With their vessels flying colorful banners, the fishermen gathered at Hisanohama fishing port in the northern part of Iwaki in the morning to pray for a safe and bountiful harvest.
After traditional Shinto rituals were performed, the fishermen set off from the port to cleanse their 30 or so boats with seawater and sake.

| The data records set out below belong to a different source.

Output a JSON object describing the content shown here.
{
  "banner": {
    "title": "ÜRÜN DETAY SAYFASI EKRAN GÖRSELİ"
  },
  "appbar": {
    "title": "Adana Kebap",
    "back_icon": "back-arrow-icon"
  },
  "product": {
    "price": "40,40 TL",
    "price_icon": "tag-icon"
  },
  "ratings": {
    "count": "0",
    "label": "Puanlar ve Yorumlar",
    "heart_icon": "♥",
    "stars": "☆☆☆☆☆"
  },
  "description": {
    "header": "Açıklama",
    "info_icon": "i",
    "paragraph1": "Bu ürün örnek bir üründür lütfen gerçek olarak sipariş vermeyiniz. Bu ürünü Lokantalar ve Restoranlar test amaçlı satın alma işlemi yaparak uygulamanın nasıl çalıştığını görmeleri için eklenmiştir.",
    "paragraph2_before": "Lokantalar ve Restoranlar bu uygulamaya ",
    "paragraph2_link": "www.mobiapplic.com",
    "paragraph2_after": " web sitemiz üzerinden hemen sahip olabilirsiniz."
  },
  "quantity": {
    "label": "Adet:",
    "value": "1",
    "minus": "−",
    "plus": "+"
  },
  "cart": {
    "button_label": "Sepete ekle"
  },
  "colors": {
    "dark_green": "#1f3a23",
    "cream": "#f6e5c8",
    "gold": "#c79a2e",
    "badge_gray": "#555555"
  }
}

From their boats, they offered prayers to the Shinto shrines and “torii” gates located along the coast.
“Today is our New Year’s Day 2016,” said Akira Egawa, the 68-year-old head of the Hisanohama branch of the Iwaki city fishery association. “All the fishermen looked happy.”
Although the ceremony is an annual event, the fishermen had refrained from holding it until now in light of the misery that the March 2011 disaster brought to the area.
The tsunami spawned by the Great East Japan Earthquake on March 11, 2011, slammed into the Hisanohama district around the port, killing about 60 people.
One of the biggest hurdles they continue to face is the spread of negative publicity about food safety in the area in light of the crippled Fukushima No. 1 nuclear power plant north of Iwaki.
Leaks of contaminated water from the nuclear plant are another reason why the fishermen are unable to resume large-scale operations.
But with 2016 being the hallmark fifth year since the disaster, the fishermen decided to resume the ceremony.
Fishermen on the Fukushima Prefecture coast are currently operating on a trial basis, targeting 71 species of marine animals deemed safe by authorities.
The fish catch in the region in 2014 was about 740 tons, a mere 3 percent of the annual haul before the 2011 disaster.
Prefectural authorities in 2015 tested 8,577 marine specimens for radioactive substances. Only four of the specimens exceeded government standards for contamination.